“Later, I would come to think of those first days as the time when we learned as a species that we had worried over the wrong things: the hole in the ozone layer, the melting of the ice caps, West Nile and swine flu and killer bees. But I guess it never is what you worry over that comes to pass in the end. The real catastrophes are always different — unimagined, unprepared for, unknown.” — Karen Thompson Walker
I would be hard pressed to name a better book among my recent reads than Karen Thompson Walker’s The Age of Miracles. When I finished it, my breath was caught behind a giant lump in my throat and I was for once thankful that the Josh Duhamel lookalike seated next to me on the plane I happened to be on was oblivious to what I was doing or whether I was, in fact, trying not to cry. (And that’s not a spoiler, because what makes me cry is a perfect ending: a story that knows when it’s told and ends in just the right way, with the right words.)
The Age of Miracles is the story of twelve-year-old Julia. She plays soccer, along with her best friend Hanna, and the last time that Hanna slept over at Julia’s house before a soccer game, the world started to end. That morning, before the soccer game, scientists announced on television that the rotation of the earth on its axis had begun to slow, perceptibly, and that just as there was no known cause, there was as yet no known solution.

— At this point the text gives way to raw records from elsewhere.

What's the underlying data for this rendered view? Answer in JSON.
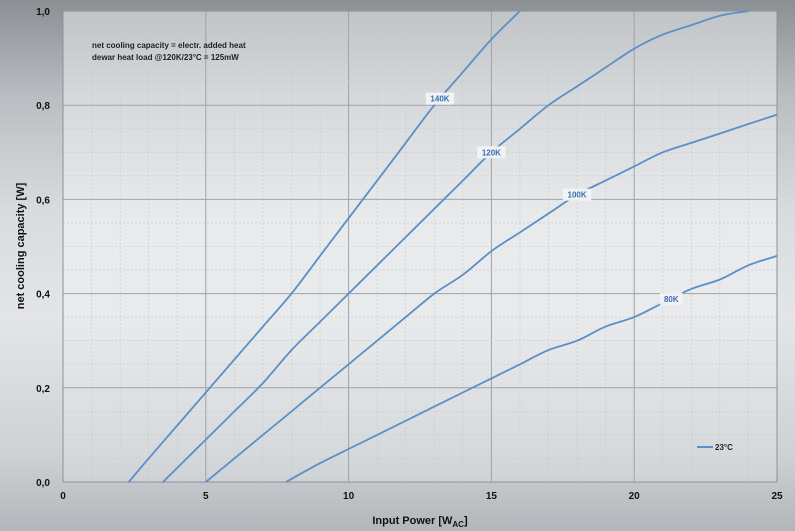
{
  "chart_data": {
    "type": "line",
    "title": "",
    "xlabel": "Input Power [W",
    "xlabel_sub": "AC",
    "xlabel_close": "]",
    "ylabel": "net cooling capacity [W]",
    "xlim": [
      0,
      25
    ],
    "ylim": [
      0.0,
      1.0
    ],
    "xticks": [
      0,
      5,
      10,
      15,
      20,
      25
    ],
    "yticks": [
      0.0,
      0.2,
      0.4,
      0.6,
      0.8,
      1.0
    ],
    "xtick_labels": [
      "0",
      "5",
      "10",
      "15",
      "20",
      "25"
    ],
    "ytick_labels": [
      "0,0",
      "0,2",
      "0,4",
      "0,6",
      "0,8",
      "1,0"
    ],
    "grid": true,
    "line_color": "#5b8fc7",
    "label_color": "#3a6fb0",
    "annotation": [
      "net cooling capacity = electr. added heat",
      "dewar heat load @120K/23°C  = 125mW"
    ],
    "legend": {
      "entries": [
        "23°C"
      ],
      "placement": "bottom-right"
    },
    "series": [
      {
        "name": "140K",
        "label_at_x": 13.2,
        "x": [
          2.3,
          3.0,
          4.0,
          5.0,
          6.0,
          7.0,
          8.0,
          9.0,
          10.0,
          11.0,
          12.0,
          13.0,
          14.0,
          15.0,
          16.0
        ],
        "y": [
          0.0,
          0.05,
          0.12,
          0.19,
          0.26,
          0.33,
          0.4,
          0.48,
          0.56,
          0.64,
          0.72,
          0.8,
          0.87,
          0.94,
          1.0
        ]
      },
      {
        "name": "120K",
        "label_at_x": 15.0,
        "x": [
          3.5,
          4.0,
          5.0,
          6.0,
          7.0,
          8.0,
          9.0,
          10.0,
          11.0,
          12.0,
          13.0,
          14.0,
          15.0,
          16.0,
          17.0,
          18.0,
          19.0,
          20.0,
          21.0,
          22.0,
          23.0,
          24.0
        ],
        "y": [
          0.0,
          0.03,
          0.09,
          0.15,
          0.21,
          0.28,
          0.34,
          0.4,
          0.46,
          0.52,
          0.58,
          0.64,
          0.7,
          0.75,
          0.8,
          0.84,
          0.88,
          0.92,
          0.95,
          0.97,
          0.99,
          1.0
        ]
      },
      {
        "name": "100K",
        "label_at_x": 18.0,
        "x": [
          5.0,
          6.0,
          7.0,
          8.0,
          9.0,
          10.0,
          11.0,
          12.0,
          13.0,
          14.0,
          15.0,
          16.0,
          17.0,
          18.0,
          19.0,
          20.0,
          21.0,
          22.0,
          23.0,
          24.0,
          25.0
        ],
        "y": [
          0.0,
          0.05,
          0.1,
          0.15,
          0.2,
          0.25,
          0.3,
          0.35,
          0.4,
          0.44,
          0.49,
          0.53,
          0.57,
          0.61,
          0.64,
          0.67,
          0.7,
          0.72,
          0.74,
          0.76,
          0.78
        ]
      },
      {
        "name": "80K",
        "label_at_x": 21.3,
        "x": [
          7.8,
          9.0,
          10.0,
          11.0,
          12.0,
          13.0,
          14.0,
          15.0,
          16.0,
          17.0,
          18.0,
          19.0,
          20.0,
          21.0,
          22.0,
          23.0,
          24.0,
          25.0
        ],
        "y": [
          0.0,
          0.04,
          0.07,
          0.1,
          0.13,
          0.16,
          0.19,
          0.22,
          0.25,
          0.28,
          0.3,
          0.33,
          0.35,
          0.38,
          0.41,
          0.43,
          0.46,
          0.48
        ]
      }
    ]
  }
}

And what comes after that? A beautifully-written, keenly observed story about growing up: the friendships that fall apart, the first loves, the loss, and the countless disappointments, against the backdrop of an impending catastrophe, in some ways not that different from the changing, uncertain world you and I grew up in.
“It was that time of life: talents were rising to the surface, weaknesses were beginning to show through, we were finding out what kinds of people we would be. Some would turn out beautiful, some funny, some shy. Some would be smart, others smarter. The chubby ones would likely always be chubby. The beloved, I sensed, would be beloved for life. And I worried that loneliness might work that way, too.”
There are so many examples of Karen Thompson Walker’s prose that I could share with you to try to incite you to read this book, but I’d be cheating you of the distinct pleasure of discovering it as you read, and a collection of quotes doth not a blog post make (generally speaking). Just…read this book. If there were some hallmarks of the first novel, if the foreshadowing felt, at times, a little heavy-handed, I ended up forgiving it.